A vast amount of literature is available on ratio-type estimators for mean estimation. Such literature studies [35] have developed some classes of estimators utilizing supplementary information under a simple random sampling scheme. However, for positive correlation, the traditional regression-ratio-type estimator is better for the estimation of population parameters [6]. It is noted that traditional regression-type-ratio estimators are based on conventional regression coefficient which becomes inappropriate when data are contaminated by outliers and hence mean estimation too. For solving this issue, there are some modifications available in the literature under a simple random sampling scheme (see, for example, [711]). In light of these developments [12], Zaman and Bulut first time introduced robust regression type mean estimators under stratified random sampling. To the best of our knowledge, utilization of quantile robust regression with Särndal approach [13] in the mean estimation does not discuss yet in mean estimation under stratified random sampling. Thus, drawing on these encounters and following a plan based methodology, in the framework of [13], we propose in the current paper a new class of estimators for the mean of a study variable under stratified random sampling. The comparison is based on the real-life application and various simulation experiments which clearly indicates that the planned class outperforms the various estimators remembered for the highly sensitive and quickly investigated in the paper. At first, we accept that the examination/study variable is nonsensitive and, in this manner, a standard estimation setting is implemented. After that, we stretch out the outcomes to the instance of a sensitive, highly personal, stigmatizing, or in any event threatening variable, which is thought to be observed on sampled units by utilizing nonstandard survey methods so as to increase respondent collaboration. Current methods are preferable as randomized response theory proposed by [14] and well-demonstrated in the monographs via [15] and numerous other scholars. Furthermore, for the sensitive variable, mathematical design is conceded out to examine the behavior of the planned class on the origin of distressed values of the study variable attained by scrambling the factual values conferring to the directions given by a number of randomized response models.

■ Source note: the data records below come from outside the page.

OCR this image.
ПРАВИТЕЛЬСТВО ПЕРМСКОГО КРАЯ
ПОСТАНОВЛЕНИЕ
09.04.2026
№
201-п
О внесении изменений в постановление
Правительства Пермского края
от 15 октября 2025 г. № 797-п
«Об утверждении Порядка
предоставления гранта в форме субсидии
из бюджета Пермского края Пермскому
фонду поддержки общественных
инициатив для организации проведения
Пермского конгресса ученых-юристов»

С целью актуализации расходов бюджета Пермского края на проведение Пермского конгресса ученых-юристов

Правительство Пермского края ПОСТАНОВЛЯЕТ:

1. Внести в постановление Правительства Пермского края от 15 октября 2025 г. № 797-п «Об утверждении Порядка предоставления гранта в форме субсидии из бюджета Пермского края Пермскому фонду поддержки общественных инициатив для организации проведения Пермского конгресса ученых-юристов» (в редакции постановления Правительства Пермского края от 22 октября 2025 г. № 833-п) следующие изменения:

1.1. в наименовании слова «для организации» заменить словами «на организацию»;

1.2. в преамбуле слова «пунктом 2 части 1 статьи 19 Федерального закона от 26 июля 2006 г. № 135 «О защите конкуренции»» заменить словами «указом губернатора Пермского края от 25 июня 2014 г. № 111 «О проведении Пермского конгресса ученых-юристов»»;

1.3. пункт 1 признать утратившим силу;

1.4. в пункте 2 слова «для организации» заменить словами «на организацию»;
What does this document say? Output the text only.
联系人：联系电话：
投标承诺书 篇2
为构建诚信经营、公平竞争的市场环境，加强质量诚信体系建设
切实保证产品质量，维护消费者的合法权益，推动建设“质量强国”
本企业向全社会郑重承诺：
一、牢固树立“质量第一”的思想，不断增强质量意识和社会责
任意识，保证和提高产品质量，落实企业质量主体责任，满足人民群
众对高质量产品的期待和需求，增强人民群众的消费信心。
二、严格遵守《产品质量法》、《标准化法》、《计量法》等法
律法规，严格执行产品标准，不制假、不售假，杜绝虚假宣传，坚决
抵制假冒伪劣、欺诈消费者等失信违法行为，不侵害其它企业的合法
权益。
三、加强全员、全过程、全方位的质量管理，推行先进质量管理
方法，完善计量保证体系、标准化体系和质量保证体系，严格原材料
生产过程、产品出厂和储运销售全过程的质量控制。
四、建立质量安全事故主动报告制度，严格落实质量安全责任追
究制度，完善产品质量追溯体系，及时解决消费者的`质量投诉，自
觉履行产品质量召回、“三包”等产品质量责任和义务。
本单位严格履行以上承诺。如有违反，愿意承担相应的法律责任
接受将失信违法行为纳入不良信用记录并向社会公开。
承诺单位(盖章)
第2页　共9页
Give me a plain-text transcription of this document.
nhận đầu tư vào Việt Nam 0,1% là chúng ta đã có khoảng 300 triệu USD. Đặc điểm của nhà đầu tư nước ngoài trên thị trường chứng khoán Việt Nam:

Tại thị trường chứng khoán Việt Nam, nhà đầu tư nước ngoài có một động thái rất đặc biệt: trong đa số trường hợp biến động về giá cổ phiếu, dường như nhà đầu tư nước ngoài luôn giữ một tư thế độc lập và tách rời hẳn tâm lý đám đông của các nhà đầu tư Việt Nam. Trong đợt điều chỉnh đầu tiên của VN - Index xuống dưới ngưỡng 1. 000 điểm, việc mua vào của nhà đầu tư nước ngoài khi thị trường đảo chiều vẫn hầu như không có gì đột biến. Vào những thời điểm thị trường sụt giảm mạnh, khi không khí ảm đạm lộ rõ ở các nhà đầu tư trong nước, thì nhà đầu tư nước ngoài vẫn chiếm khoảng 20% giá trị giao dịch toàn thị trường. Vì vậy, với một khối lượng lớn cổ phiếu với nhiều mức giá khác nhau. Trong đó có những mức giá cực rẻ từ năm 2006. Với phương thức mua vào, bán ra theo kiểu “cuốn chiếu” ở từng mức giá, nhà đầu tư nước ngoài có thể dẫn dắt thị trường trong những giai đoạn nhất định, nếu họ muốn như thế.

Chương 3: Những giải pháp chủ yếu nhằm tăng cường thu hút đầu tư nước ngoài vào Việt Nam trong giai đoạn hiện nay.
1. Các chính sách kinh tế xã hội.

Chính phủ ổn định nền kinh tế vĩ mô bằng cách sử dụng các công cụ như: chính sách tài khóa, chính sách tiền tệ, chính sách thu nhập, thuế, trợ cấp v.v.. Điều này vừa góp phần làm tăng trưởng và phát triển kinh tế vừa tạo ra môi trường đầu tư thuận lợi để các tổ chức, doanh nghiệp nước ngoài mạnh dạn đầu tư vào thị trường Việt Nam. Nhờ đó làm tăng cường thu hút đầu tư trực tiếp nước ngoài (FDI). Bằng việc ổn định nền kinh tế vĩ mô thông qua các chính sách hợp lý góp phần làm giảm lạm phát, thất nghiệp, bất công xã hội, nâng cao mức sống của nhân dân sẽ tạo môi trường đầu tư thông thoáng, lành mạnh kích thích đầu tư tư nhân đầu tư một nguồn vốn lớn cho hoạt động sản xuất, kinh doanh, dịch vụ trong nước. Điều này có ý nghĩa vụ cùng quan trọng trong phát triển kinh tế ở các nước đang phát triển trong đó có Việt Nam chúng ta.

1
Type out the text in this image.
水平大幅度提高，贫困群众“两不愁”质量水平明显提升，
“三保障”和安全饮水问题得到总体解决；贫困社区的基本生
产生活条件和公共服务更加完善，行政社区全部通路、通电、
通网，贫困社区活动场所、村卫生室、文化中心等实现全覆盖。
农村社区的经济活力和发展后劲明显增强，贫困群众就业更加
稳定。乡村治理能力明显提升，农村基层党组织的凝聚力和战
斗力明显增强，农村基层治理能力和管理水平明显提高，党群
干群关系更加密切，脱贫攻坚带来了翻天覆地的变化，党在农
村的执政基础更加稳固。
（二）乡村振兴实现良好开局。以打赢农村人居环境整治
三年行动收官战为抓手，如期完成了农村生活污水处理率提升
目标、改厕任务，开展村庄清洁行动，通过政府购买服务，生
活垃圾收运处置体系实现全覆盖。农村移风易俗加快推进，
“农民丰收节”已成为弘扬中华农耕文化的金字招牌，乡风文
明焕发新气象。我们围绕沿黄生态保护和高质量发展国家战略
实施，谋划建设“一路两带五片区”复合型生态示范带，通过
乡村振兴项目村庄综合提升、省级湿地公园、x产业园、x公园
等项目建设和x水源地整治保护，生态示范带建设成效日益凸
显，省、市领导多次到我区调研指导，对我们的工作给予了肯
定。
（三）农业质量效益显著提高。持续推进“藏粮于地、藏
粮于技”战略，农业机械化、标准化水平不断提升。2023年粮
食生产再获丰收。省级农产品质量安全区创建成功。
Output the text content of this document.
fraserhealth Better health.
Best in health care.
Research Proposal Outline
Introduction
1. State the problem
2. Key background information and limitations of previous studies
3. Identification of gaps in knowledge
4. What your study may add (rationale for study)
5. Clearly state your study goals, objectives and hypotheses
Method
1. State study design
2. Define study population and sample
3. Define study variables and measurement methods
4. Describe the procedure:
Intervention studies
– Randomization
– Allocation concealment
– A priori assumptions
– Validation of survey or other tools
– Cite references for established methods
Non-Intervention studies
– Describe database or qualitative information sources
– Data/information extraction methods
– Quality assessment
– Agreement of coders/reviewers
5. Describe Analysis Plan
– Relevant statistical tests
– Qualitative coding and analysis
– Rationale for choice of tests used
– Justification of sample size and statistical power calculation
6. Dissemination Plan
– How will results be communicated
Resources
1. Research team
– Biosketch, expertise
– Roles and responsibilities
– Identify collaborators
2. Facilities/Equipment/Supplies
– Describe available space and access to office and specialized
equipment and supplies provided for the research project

The other main parts of this paper are structured into following sections. Section 2 documented some existing robust estimators of the population mean of the study variable under a stratified random sampling scheme. In Section 3, the proposed family of estimators has been determined and the expressions for its mean square error (MSE) have been attained to first order of approximation. We theoretically explained, in Section 4, the sensitive and nonsensitive responses of mean estimation. Section 5 enfolds the numerical illustration of the existing and proposed family. Finally, in Section 6, the article leads up to concluding remarks.

2. Robust Regression and Mean Estimators

The most well-known traditional regression technique is ordinary least squares (OLS). It depends upon limiting (minimizing) the aggregate of the squares of the residuals . Due to computational effortlessness, OLS mostly utilized for parameter estimation. The OLS strategy gives the best estimation results of the straight-line regression under the perfect conditions portrayed by the OLS. It is noted that the estimates of parameters are based on OLS, infiuenced by outliers, and subsequently have not given significantly productive outcomes. According to [16], the threshold point of the OLS fitting is 1/n or 0%, which infers that it tends to be effectively influenced by even a single outlier. Hence, the mean estimation based on OLS in presence of outliers is also affected [9]. To overcome this issue in mean estimation, many robust regression tools and robust covariance matrices are utilized by authors. For the purposes of the article, the precise description of some of these tools and matrices is provided in upcoming lines.

The least absolute deviation (LAD) is based upon the minimization of the sum of absolute squared errors (SEs). The least median of squares (LMS) is based upon the minimization of the median of SE. The least trimmed squares (LTS) is another robust regression tool. In LTS, SEs are sorted after that OLS is applied on initial Z observations. Hence, computations are not affected by extreme values in LTS. Another unique kind of robust regression tool is based on three steps, namely MM-estimation is also utilized in the presence of outliers, for details see [17]. The M-estimation is based upon minimization of the function . Some of the designed formulae for the objective function are as follows:

Huber-M estimator [18] considered the objective function with u = 4.685 or 6, as

Hampel-M estimator [19] considered the objective function with k = 1.7, , and u = 8.5, as

Tukey-M estimator [20] considered the objective function with u = 4.685 or 6, as

Furthermore, [21] constructed two robust covariance matrices. The first is the minimum covariance determinant (MCD) estimator, i.e. average of the point of where determinant of covariance matrix provides minimum value. It is noted that where is representing the ratio of trimming. Moreover, the threshold point of MCD is equivalent to [22]. The second is the minimum volume ellipsoid (MVE) estimator, i.e. center/average of an ellipsoid with min-volume spanned by the point X. It is noted that used for rounding the number to an integer. For more details about robust regression tools, MCD and MVE, see [9, 12, 23].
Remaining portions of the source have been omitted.